These families had just spent 18 hours under fire without being able to escape. They had stayed in northern Aleppo throughout the blockade, which had lasted several months, with limited access to water, food or blankets to protect them from the cold Syrian winter.

They rushed to get out of the buses for water and a meal. In the middle of the crowd, I saw a frail boy named Hamza, who is nine years old. He was unable to feed himself, as he was too weak.

I got closer to him and held a biscuit so that he could eat it from me. I was a few meters away when Hamza moved his body to identify who was trying to reach him. But he couldn’t look at me – it was then that I realised Hamza is blind.

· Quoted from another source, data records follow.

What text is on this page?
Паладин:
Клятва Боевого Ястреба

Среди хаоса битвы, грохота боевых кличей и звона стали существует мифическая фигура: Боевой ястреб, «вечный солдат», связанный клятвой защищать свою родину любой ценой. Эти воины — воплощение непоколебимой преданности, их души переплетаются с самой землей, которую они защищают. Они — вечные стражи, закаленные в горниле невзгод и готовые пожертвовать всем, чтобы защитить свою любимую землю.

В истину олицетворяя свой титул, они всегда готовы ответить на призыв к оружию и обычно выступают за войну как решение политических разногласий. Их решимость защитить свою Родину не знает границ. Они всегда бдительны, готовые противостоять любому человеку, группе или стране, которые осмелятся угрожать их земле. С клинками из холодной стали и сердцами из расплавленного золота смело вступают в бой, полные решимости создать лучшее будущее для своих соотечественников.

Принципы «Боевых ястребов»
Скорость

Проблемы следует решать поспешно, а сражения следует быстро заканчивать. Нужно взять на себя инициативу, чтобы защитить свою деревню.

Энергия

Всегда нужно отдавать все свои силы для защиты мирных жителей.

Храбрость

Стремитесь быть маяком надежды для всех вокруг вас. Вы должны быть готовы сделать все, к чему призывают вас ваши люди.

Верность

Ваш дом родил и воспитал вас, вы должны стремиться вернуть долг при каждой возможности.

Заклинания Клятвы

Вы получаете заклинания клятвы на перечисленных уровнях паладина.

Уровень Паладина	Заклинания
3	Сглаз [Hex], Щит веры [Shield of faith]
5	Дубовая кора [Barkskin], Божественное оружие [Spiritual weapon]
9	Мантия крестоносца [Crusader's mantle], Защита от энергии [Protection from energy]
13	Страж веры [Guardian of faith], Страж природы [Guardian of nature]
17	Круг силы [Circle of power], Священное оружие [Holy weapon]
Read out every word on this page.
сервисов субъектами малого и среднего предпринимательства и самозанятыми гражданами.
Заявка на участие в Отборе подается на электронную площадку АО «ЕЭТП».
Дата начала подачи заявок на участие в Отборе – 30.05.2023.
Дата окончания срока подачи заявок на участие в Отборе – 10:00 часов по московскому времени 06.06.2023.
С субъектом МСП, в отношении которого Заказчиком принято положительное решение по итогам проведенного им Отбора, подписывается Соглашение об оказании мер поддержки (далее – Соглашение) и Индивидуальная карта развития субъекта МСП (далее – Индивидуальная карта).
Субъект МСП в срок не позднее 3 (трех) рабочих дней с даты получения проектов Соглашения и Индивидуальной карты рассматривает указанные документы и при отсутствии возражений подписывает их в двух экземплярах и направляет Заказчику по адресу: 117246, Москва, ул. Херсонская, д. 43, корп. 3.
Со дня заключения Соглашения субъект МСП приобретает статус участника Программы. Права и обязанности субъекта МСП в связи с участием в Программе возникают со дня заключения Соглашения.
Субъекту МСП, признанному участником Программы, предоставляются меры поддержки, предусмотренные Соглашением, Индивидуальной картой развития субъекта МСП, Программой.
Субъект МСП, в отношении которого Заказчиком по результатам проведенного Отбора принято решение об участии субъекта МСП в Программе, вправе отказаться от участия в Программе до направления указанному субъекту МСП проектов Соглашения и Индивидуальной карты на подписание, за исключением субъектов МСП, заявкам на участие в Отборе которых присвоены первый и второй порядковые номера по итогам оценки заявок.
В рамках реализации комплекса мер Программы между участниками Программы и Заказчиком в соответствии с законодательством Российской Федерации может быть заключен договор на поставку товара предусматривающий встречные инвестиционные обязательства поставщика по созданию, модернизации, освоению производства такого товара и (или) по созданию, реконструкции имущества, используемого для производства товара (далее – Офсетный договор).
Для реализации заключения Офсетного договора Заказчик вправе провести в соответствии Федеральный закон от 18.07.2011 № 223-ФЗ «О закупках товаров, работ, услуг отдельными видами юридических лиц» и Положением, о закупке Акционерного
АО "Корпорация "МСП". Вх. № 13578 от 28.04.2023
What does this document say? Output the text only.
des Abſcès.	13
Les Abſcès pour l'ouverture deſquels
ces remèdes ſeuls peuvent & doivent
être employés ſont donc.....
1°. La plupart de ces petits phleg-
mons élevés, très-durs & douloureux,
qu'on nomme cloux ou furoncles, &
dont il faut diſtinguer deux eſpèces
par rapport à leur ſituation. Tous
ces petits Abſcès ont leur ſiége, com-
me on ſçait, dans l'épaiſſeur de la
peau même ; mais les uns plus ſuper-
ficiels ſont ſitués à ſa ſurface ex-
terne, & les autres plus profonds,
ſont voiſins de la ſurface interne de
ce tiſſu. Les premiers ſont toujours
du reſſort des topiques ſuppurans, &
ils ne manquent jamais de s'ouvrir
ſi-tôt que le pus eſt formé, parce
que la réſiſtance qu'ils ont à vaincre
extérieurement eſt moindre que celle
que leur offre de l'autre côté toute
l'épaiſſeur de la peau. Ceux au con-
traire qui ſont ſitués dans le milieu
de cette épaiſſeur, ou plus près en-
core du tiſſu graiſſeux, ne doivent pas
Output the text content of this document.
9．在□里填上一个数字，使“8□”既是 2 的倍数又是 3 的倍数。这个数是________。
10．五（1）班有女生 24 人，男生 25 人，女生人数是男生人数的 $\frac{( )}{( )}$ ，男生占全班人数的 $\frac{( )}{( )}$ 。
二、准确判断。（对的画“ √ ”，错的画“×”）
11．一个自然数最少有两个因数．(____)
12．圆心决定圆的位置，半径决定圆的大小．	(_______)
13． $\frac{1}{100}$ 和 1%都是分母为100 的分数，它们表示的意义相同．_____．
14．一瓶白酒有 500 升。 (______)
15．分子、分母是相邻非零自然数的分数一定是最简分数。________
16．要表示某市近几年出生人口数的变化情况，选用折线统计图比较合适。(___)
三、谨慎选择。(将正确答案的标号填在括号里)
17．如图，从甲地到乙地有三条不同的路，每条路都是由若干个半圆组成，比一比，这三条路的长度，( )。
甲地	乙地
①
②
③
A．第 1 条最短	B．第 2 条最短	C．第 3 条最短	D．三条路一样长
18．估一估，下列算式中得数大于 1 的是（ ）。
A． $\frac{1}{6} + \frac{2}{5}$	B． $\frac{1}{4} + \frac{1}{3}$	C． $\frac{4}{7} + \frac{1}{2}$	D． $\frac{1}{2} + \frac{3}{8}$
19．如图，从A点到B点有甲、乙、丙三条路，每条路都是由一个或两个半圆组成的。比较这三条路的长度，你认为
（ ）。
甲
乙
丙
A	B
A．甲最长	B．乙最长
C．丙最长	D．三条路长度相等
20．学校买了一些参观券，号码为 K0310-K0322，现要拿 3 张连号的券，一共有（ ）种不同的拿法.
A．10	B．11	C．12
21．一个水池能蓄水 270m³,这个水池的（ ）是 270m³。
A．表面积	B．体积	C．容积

I got closer and I handed him the biscuit. He said, “Thank you, uncle. My dad was killed in an airstrike.” He then told me his story about the loss of family and friends and the subsequent displacement. I put my hand on his head and I recalled at that moment when I left my hometown of Homs four years ago on a similarly cold day. I have never been able to return to my home.

Before leaving Hamza to help the others, I told him “You are in a safe place now. What do you need?” He replied, “Another piece of biscuit for my younger brother!”

Hamza now lives with his mother and brothers in the northern Idlib internally displaced persons camp, which was allocated for the people fleeing Aleppo. He still dreams to return to his hometown.